Le gestionnaire de l’entreprise reste le « capitaine du bateau ». Le rôle du mandataire consiste à préserver les intérêts des créanciers et à vérifier que l’ordre de priorité des paiements soit respecté. Il n’intervient pas dans la gestion de l’entreprise. Il doit néanmoins veiller à ce que l’entreprise respecte les règles en matière de droit du travail et d’assurance.

J’ai choisi de ne pas détailler la dernière procédure, celle de la liquidation judiciaire. Elle permet de clore les dettes. Lorsqu’il y a insuffisance d’actif, elle permet de ne pas être poursuivi après la cessation de l’activité.
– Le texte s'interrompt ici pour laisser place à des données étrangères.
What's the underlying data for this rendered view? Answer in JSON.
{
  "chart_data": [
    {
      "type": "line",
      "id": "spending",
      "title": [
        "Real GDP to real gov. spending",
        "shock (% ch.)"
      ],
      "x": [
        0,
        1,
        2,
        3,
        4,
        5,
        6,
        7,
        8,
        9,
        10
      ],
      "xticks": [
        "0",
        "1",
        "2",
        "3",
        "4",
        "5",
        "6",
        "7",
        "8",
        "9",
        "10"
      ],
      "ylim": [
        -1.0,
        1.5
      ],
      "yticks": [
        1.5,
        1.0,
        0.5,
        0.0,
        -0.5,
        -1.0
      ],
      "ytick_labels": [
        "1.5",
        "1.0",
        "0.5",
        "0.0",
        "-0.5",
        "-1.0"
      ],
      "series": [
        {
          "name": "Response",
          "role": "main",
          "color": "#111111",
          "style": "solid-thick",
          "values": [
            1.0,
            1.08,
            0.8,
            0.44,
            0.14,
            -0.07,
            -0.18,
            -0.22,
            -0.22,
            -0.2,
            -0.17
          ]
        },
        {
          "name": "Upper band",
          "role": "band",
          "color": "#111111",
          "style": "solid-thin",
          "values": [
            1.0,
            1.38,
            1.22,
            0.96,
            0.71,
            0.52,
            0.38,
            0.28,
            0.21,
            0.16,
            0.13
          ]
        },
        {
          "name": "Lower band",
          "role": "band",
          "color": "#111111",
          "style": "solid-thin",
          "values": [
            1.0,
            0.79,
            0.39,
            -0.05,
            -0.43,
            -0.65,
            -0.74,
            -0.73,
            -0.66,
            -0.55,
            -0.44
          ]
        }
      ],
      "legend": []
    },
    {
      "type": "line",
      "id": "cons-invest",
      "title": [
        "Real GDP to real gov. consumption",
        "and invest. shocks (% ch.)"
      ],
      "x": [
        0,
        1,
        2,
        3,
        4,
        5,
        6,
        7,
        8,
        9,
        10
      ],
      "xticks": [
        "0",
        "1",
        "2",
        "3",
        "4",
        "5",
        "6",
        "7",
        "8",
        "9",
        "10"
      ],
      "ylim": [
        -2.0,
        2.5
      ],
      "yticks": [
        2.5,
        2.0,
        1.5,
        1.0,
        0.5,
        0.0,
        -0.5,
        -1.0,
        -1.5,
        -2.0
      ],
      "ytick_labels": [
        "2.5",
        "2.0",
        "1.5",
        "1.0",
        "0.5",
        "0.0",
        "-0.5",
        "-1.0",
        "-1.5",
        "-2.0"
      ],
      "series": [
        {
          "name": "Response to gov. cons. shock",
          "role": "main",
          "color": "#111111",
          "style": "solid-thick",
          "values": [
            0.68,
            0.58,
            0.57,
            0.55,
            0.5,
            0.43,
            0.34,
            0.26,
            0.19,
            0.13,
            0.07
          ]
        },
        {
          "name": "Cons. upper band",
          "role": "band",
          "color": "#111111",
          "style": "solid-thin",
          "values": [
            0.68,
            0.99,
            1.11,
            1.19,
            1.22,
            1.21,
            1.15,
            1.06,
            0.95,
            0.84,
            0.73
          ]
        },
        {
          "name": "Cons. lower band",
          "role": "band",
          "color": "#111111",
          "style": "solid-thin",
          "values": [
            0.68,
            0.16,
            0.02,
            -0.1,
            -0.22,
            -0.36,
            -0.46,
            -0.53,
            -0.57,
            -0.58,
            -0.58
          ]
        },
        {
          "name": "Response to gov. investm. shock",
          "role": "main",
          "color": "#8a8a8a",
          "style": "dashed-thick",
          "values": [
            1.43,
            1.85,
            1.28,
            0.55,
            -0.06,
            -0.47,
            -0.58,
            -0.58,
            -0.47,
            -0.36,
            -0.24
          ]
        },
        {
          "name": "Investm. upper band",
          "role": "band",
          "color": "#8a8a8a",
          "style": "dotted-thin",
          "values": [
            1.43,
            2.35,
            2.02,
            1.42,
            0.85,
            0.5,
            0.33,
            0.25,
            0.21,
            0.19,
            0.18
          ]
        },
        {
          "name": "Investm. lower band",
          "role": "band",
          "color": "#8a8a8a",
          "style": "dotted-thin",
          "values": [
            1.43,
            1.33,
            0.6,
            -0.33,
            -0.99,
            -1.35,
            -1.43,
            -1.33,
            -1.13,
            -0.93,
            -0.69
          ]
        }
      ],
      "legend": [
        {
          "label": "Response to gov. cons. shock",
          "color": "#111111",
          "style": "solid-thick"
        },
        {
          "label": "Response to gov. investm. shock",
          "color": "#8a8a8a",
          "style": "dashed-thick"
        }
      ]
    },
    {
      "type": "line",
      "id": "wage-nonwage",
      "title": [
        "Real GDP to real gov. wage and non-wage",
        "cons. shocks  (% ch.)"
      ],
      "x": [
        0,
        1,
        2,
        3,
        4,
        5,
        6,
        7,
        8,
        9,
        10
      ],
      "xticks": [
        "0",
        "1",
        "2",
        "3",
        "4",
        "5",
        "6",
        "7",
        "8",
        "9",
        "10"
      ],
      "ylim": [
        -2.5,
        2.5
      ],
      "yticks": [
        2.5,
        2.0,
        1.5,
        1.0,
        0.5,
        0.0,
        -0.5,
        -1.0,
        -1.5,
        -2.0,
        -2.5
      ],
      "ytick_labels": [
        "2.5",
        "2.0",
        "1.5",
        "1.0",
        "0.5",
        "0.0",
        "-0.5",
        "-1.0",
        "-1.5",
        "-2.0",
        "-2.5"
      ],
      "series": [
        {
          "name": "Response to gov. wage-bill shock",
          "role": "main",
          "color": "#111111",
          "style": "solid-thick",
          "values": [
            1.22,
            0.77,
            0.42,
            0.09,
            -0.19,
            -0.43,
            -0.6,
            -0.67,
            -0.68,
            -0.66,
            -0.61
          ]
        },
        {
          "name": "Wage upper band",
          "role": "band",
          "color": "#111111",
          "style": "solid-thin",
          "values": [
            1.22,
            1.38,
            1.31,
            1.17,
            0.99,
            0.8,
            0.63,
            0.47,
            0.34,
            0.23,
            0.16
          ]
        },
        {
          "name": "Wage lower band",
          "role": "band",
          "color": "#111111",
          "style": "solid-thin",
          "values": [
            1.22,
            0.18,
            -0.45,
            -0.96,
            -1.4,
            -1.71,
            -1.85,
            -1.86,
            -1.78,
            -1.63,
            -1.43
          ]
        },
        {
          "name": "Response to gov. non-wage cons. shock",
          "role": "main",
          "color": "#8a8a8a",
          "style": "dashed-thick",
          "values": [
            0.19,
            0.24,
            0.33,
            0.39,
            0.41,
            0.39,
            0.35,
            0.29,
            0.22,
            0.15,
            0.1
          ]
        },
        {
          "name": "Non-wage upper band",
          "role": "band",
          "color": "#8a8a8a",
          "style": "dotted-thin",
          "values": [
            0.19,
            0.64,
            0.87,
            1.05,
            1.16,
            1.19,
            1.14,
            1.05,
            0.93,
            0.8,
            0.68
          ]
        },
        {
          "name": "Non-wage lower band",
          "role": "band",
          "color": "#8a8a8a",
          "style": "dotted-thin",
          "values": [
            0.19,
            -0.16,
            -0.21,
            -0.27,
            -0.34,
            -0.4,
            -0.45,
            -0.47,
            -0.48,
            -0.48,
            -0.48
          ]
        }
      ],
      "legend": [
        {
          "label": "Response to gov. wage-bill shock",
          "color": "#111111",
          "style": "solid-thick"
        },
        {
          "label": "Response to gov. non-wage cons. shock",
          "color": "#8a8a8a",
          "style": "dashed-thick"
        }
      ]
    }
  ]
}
Même si la décision est difficile à prendre, il est important de regarder les choses sans se voiler la face, un arrêt via une liquidation est souvent libératoire. Cette issue intervient souvent après une longue période de doute et de difficultés.

Je n’aborde l’aspect règlement des dettes dans cet article que sous l’aspect purement financier et technique des mesures. En parallèle de ces mesures, l’élément principal est le chef d’entreprise, sa santé physique et mentale, et s’il y a plusieurs chefs d’entreprise la cohésion de l’équipe. Toutes les mesures judiciaires sont éprouvantes émotionnellement, je ne sous-estime jamais cet aspect. Je sais aussi combien est éprouvant le fait de gérer une entreprise dans une situation de trésorerie extrêmement tendue, c’est pour cela que le fait d’être en mesure de sauvegarde ou en redressement redonne de la sérénité quand la trésorerie est reconstituée pendant la période d’observation.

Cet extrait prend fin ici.